DOC: new document describing the typical crawler workflow

fadfde5b · Alexander Schlemmer · 9ed646f4 · fadfde5b
Commit fadfde5b authored 2 years ago by Alexander Schlemmer
--- a/src/doc/workflow.rst
+++ b/src/doc/workflow.rst
+Crawler Workflow
+================
+
+The CaosDB crawler aims to provide a very flexible framework for synchronizing
+data on file systems (or potentially other sources of information) with a
+running CaosDB instance. The workflow that is used in the scientific environment
+should be choosen according to the users needs.
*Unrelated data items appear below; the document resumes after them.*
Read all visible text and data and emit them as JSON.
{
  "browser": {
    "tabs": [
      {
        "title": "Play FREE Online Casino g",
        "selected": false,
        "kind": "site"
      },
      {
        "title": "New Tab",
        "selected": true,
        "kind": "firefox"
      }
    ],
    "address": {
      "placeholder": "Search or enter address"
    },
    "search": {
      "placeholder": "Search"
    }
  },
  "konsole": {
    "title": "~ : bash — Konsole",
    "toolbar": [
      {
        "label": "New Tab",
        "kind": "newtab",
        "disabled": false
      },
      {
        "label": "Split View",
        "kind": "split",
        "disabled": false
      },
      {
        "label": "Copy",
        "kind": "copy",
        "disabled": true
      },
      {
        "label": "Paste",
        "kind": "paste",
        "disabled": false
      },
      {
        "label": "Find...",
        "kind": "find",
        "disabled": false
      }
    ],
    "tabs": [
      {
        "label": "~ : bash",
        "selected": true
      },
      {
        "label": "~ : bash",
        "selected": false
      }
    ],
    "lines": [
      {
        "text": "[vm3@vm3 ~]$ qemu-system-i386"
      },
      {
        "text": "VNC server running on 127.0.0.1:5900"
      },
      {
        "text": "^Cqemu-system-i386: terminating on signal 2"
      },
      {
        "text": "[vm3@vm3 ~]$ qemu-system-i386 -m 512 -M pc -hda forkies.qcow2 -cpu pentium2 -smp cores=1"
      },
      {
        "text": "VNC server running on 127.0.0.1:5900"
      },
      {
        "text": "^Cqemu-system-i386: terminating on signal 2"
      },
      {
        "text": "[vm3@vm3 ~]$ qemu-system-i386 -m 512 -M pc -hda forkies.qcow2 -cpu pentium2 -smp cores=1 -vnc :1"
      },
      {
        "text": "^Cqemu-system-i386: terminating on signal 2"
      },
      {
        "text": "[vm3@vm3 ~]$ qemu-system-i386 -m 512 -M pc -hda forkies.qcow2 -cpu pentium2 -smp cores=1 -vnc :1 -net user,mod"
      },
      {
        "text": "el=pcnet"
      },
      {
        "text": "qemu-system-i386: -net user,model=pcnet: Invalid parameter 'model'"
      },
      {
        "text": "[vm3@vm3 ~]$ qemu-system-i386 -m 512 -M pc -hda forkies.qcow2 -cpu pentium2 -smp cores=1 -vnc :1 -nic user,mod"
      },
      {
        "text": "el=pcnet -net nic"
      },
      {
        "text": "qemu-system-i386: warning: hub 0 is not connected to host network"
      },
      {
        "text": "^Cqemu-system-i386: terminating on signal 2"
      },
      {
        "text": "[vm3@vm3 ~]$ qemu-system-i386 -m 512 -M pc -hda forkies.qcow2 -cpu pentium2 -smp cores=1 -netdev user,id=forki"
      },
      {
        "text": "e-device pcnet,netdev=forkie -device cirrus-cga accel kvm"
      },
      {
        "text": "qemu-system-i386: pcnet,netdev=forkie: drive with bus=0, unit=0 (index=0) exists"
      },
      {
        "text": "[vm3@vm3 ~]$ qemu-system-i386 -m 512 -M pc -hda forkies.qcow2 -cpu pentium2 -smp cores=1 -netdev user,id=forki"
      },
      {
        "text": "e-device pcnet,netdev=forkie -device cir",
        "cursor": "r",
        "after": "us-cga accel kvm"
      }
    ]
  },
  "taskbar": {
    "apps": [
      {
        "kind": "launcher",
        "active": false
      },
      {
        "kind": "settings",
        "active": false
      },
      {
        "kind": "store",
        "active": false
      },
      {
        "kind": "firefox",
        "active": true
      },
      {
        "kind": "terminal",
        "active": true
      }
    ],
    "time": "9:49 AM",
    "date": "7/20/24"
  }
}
It is also possible to combine multiple workflow or use them in parallel.
+
+In this document we will describe several workflows for crawler operation.
+
+Local Crawler Operation
+-----------------------
+
+A very simple setup that can also reliably used for testing (e.g. in local
+docker containers) sets up the crawler on a local computer. The files that
+are being crawled need to be visible to both, the local computer and the
+machine, running the CaosDB.
+
+Prerequisites
+++++++++++++
+
+- Make sure that CaosDB is running, that your computer has a network connection to CaosDB and
+  that your pycaosdb.ini is pointing to the correct instance of CaosDB. Please refer to the
+  pylib manual for questions related to the configuration in pycaosdb.ini
+  (https://docs.indiscale.com/caosdb-pylib/README_SETUP.html).
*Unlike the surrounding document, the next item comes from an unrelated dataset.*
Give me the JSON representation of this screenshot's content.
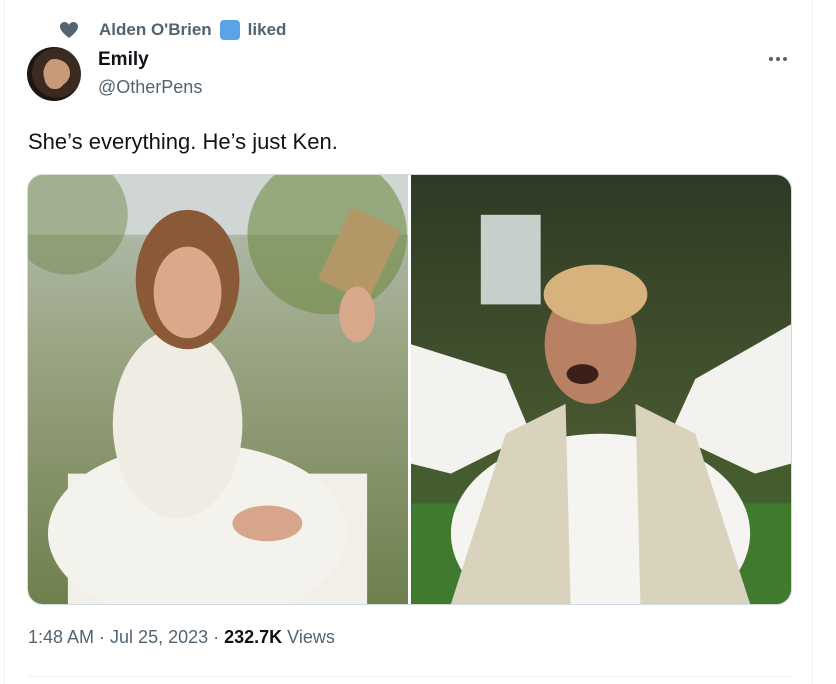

+- Make sure that caosdb-crawler and caosdb-advanced-user-tools are installed (e.g. using pip).
+- Make sure that you have created:
+  - The data model, needed for the crawler.
+  - A file "identifiables.yml" describing the identifiables.
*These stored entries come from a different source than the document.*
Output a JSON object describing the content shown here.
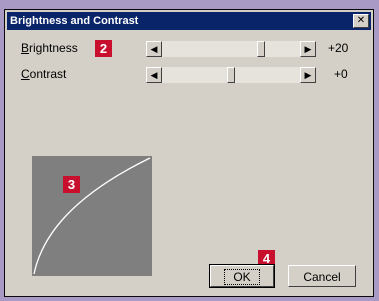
{
  "dialog": {
    "title": "Brightness and Contrast",
    "close_symbol": "✕"
  },
  "controls": {
    "brightness": {
      "label_accel": "B",
      "label_rest": "rightness",
      "value": "+20",
      "level_percent": 62
    },
    "contrast": {
      "label_accel": "C",
      "label_rest": "ontrast",
      "value": "+0",
      "level_percent": 50
    }
  },
  "scroll": {
    "left_arrow": "◀",
    "right_arrow": "▶"
  },
  "callouts": {
    "b2": "2",
    "b3": "3",
    "b4": "4"
  },
  "buttons": {
    "ok": "OK",
    "cancel": "Cancel"
  },
  "icons": [
    "close-icon",
    "scroll-left-icon",
    "scroll-right-icon"
  ]
}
+  - A cfood file, e.g. cfood.yml.
+
+Running the crawler
+++++++++++++++++++
+
+Running the crawler currently involves two steps:
+- Inserting the files
+- Running the crawler program
+
+Inserting the files
+)))))))))))))))))))
+
+This can be done using the module "loadFiles" from caosadvancedtools.
+(See https://docs.indiscale.com/caosdb-advanced-user-tools/ for installation.)
+
+The generic syntax is:
+
+python3 -m caosadvancedtools.loadFiles -p <prefix-in-caosdb-file-system> <path-to-crawled-folder>
+
+Important: The <path-to-crawled-folder> is the location of the files **as seen by CaosDB**, e.g. for a CaosDB instance running in a docker container (e.g. see: https://gitlab.com/caosdb/caosdb-docker) the command line could look like:
+
+python3 -m caosadvancedtools.loadFiles -p / /opt/caosdb/mnt/extroot/ExperimentalData
+
+This command line would load the folder "ExperimentalData" contained in the extroot folder within the docker container to the CaosDB-prefix "/" which is the root prefix.
+
+Running the crawler
+)))))))))))))))))))
+
+The following command line assumes that the extroot folder visible in the CaosDB docker container is located in "../extroot":
+
+caosdb-crawler -i identifiables.yml --prefix /extroot --debug --provenance=provenance.yml -s update cfood.yml ../extroot/ExperimentalData/